Why is this happening? The standard explanation is that shrimp import volumes have declined because of disease outbreaks in shrimp aquaculture in Asia.
In fact, while there was a significant drop-off in import volumes between 2011 and 2012, the total volume of shrimp imported in 2012 and 2013 was just about the same:
And this year, through May, the total shrimp import volume is over 12% higher than it was through the first five months of 2013:
For the U.S. market, import volumes declined between 2011 and 2012, stabilized in 2013, and have been increasing in the first part of 2014. Yet, prices remain high and are increasing.
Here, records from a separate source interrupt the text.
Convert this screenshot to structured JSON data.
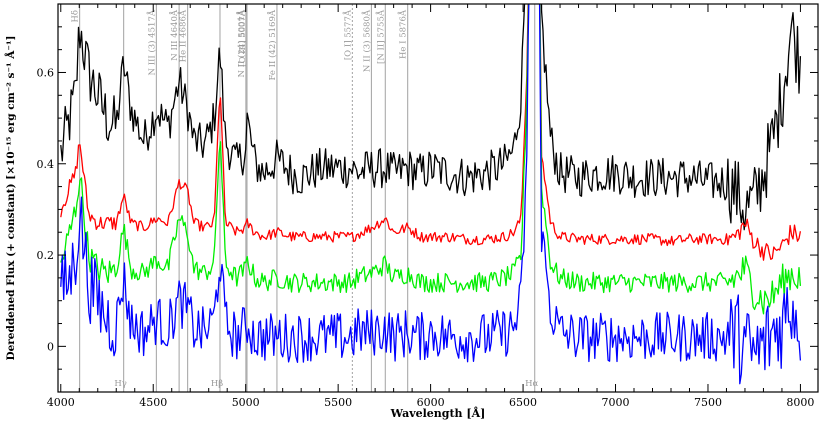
{
  "chart_data": {
    "type": "line",
    "title": "",
    "xlabel": "Wavelength [Å]",
    "ylabel": "Dereddened Flux (+ constant) [×10⁻¹⁵ erg cm⁻² s⁻¹ Å⁻¹]",
    "xlim": [
      3985,
      8095
    ],
    "ylim": [
      -0.1,
      0.75
    ],
    "grid": false,
    "legend": "none",
    "x_ticks": [
      4000,
      4500,
      5000,
      5500,
      6000,
      6500,
      7000,
      7500,
      8000
    ],
    "x_tick_labels": [
      "4000",
      "4500",
      "5000",
      "5500",
      "6000",
      "6500",
      "7000",
      "7500",
      "8000"
    ],
    "y_ticks": [
      0,
      0.2,
      0.4,
      0.6
    ],
    "y_tick_labels": [
      "0",
      "0.2",
      "0.4",
      "0.6"
    ],
    "emission_lines": [
      {
        "label": "Hδ",
        "wavelength": 4102,
        "position": "top",
        "dashed": false
      },
      {
        "label": "Hγ",
        "wavelength": 4340,
        "position": "bottom",
        "dashed": false
      },
      {
        "label": "N III (3) 4517Å",
        "wavelength": 4517,
        "position": "top",
        "dashed": false
      },
      {
        "label": "N III 4640Å",
        "wavelength": 4640,
        "position": "top",
        "dashed": false
      },
      {
        "label": "He II 4686Å",
        "wavelength": 4686,
        "position": "top",
        "dashed": false
      },
      {
        "label": "Hβ",
        "wavelength": 4861,
        "position": "bottom",
        "dashed": false
      },
      {
        "label": "N II (24) 5001Å",
        "wavelength": 5001,
        "position": "top",
        "dashed": false
      },
      {
        "label": "[O III] 5007Å",
        "wavelength": 5007,
        "position": "top",
        "dashed": false
      },
      {
        "label": "Fe II (42) 5169Å",
        "wavelength": 5169,
        "position": "top",
        "dashed": false
      },
      {
        "label": "[O I] 5577Å",
        "wavelength": 5577,
        "position": "top",
        "dashed": true
      },
      {
        "label": "N II (3) 5680Å",
        "wavelength": 5680,
        "position": "top",
        "dashed": false
      },
      {
        "label": "[N II] 5755Å",
        "wavelength": 5755,
        "position": "top",
        "dashed": false
      },
      {
        "label": "He I 5876Å",
        "wavelength": 5876,
        "position": "top",
        "dashed": false
      },
      {
        "label": "Hα",
        "wavelength": 6563,
        "position": "bottom",
        "dashed": false
      }
    ],
    "series": [
      {
        "color": "#000000",
        "offset": 0.38,
        "noise": 0.045
      },
      {
        "color": "#ff0000",
        "offset": 0.235,
        "noise": 0.012
      },
      {
        "color": "#00ee00",
        "offset": 0.15,
        "noise": 0.022
      },
      {
        "color": "#0000ff",
        "offset": 0.03,
        "noise": 0.055
      }
    ],
    "x": [
      4000,
      4050,
      4080,
      4102,
      4150,
      4200,
      4250,
      4300,
      4340,
      4380,
      4450,
      4517,
      4580,
      4640,
      4686,
      4720,
      4780,
      4830,
      4861,
      4890,
      4950,
      5001,
      5007,
      5050,
      5100,
      5169,
      5250,
      5300,
      5400,
      5500,
      5577,
      5600,
      5680,
      5755,
      5800,
      5876,
      5950,
      6000,
      6100,
      6200,
      6300,
      6400,
      6450,
      6490,
      6520,
      6540,
      6563,
      6585,
      6600,
      6650,
      6700,
      6800,
      6900,
      7000,
      7100,
      7200,
      7300,
      7400,
      7500,
      7600,
      7650,
      7700,
      7750,
      7800,
      7850,
      7900,
      7950,
      8000
    ],
    "continuum": {
      "black": [
        0.42,
        0.5,
        0.55,
        0.7,
        0.6,
        0.55,
        0.5,
        0.48,
        0.62,
        0.52,
        0.45,
        0.52,
        0.48,
        0.58,
        0.52,
        0.45,
        0.44,
        0.5,
        0.65,
        0.45,
        0.4,
        0.43,
        0.5,
        0.4,
        0.38,
        0.41,
        0.38,
        0.37,
        0.39,
        0.39,
        0.39,
        0.38,
        0.39,
        0.39,
        0.38,
        0.39,
        0.38,
        0.39,
        0.38,
        0.37,
        0.38,
        0.4,
        0.43,
        0.55,
        0.9,
        1.0,
        1.0,
        1.0,
        0.72,
        0.45,
        0.38,
        0.37,
        0.38,
        0.38,
        0.37,
        0.37,
        0.37,
        0.37,
        0.36,
        0.36,
        0.34,
        0.3,
        0.32,
        0.38,
        0.45,
        0.55,
        0.7,
        0.62
      ],
      "red": [
        0.3,
        0.35,
        0.38,
        0.45,
        0.29,
        0.27,
        0.27,
        0.27,
        0.33,
        0.27,
        0.26,
        0.28,
        0.27,
        0.36,
        0.34,
        0.27,
        0.26,
        0.27,
        0.58,
        0.27,
        0.25,
        0.26,
        0.27,
        0.25,
        0.24,
        0.25,
        0.24,
        0.24,
        0.24,
        0.24,
        0.24,
        0.245,
        0.26,
        0.28,
        0.25,
        0.26,
        0.24,
        0.24,
        0.24,
        0.235,
        0.235,
        0.24,
        0.25,
        0.28,
        0.6,
        1.0,
        1.0,
        1.0,
        0.42,
        0.27,
        0.24,
        0.235,
        0.235,
        0.235,
        0.235,
        0.235,
        0.23,
        0.235,
        0.235,
        0.235,
        0.24,
        0.27,
        0.23,
        0.21,
        0.2,
        0.22,
        0.25,
        0.24
      ],
      "green": [
        0.18,
        0.25,
        0.3,
        0.38,
        0.2,
        0.17,
        0.16,
        0.17,
        0.26,
        0.17,
        0.16,
        0.19,
        0.17,
        0.28,
        0.25,
        0.17,
        0.16,
        0.18,
        0.48,
        0.18,
        0.15,
        0.17,
        0.19,
        0.15,
        0.14,
        0.15,
        0.14,
        0.14,
        0.14,
        0.14,
        0.14,
        0.15,
        0.16,
        0.18,
        0.15,
        0.16,
        0.14,
        0.14,
        0.14,
        0.14,
        0.14,
        0.15,
        0.16,
        0.2,
        0.55,
        1.0,
        1.0,
        1.0,
        0.35,
        0.18,
        0.15,
        0.14,
        0.14,
        0.14,
        0.14,
        0.14,
        0.14,
        0.14,
        0.14,
        0.14,
        0.15,
        0.17,
        0.12,
        0.1,
        0.11,
        0.14,
        0.16,
        0.15
      ],
      "blue": [
        0.12,
        0.15,
        0.2,
        0.3,
        0.14,
        0.1,
        0.06,
        0.05,
        0.15,
        0.05,
        0.03,
        0.06,
        0.04,
        0.1,
        0.08,
        0.04,
        0.03,
        0.06,
        0.2,
        0.05,
        0.02,
        0.04,
        0.05,
        0.02,
        0.02,
        0.02,
        0.02,
        0.02,
        0.02,
        0.02,
        0.02,
        0.03,
        0.03,
        0.04,
        0.02,
        0.03,
        0.02,
        0.03,
        0.02,
        0.02,
        0.02,
        0.03,
        0.04,
        0.1,
        0.4,
        1.0,
        1.0,
        1.0,
        0.25,
        0.08,
        0.03,
        0.02,
        0.02,
        0.02,
        0.02,
        0.02,
        0.02,
        0.02,
        0.02,
        0.02,
        0.03,
        0.0,
        -0.02,
        0.0,
        0.03,
        0.05,
        0.1,
        0.05
      ]
    }
  }
}
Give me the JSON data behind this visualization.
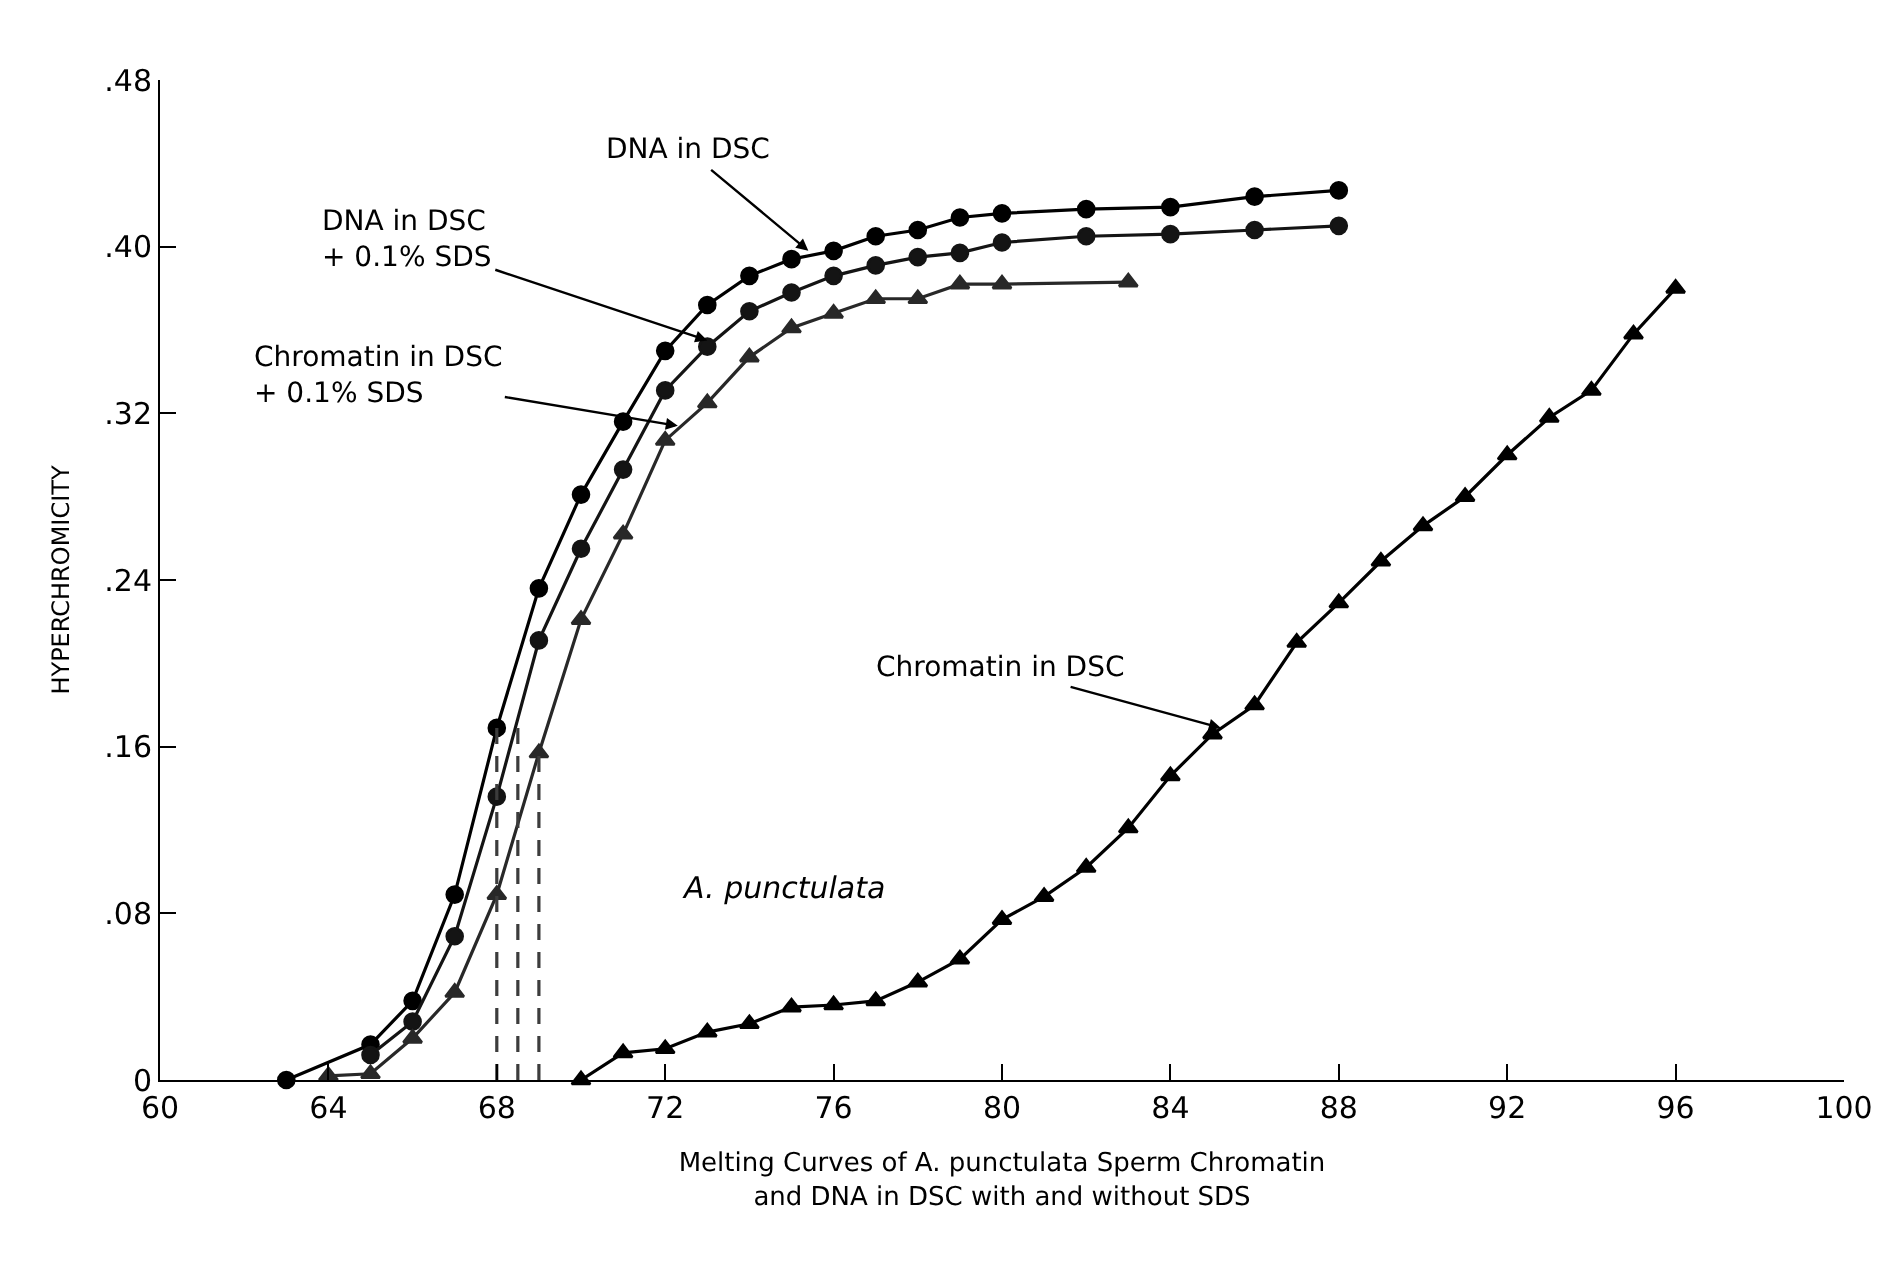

Looking at import volumes historically, what the United States imported in 2012 and 2013 was the lowest volumes recorded since the surge in dumped imports in 2003 that led to the Southern Shrimp Alliance’s successful efforts to get trade relief.
But import values show a very different trend. In fact, the overall shrimp import value in 2012 was the highest ever recorded:
And in 2014, with import volumes up 12% through May compared to 2013, import values are up a whopping 58%:
If these trends hold through the rest of the year, the total value of frozen, non-breaded warmwater shrimp imports would likely approach $6 billion, shattering all historical records.
These numbers and the continuing escalation of shrimp prices – both imported and domestic – don’t have an easy explanation. Declining imports is not one of them, as import volumes have been climbing along with values and prices. That does not mean that imports are not a concern. A surge in imports, particularly growth that would return volumes to 2006 levels, would likely bring the market crashing down.
However, with improved enforcement of the antidumping duty orders remaining on shrimp imports from Brazil, China, India, Thailand, and Vietnam over the last several years and additional scrutiny throughout world markets regarding farmed shrimp produced in large volumes through the use of banned antibiotics, the ability to produce and export large volumes of cheap shrimp has been constrained.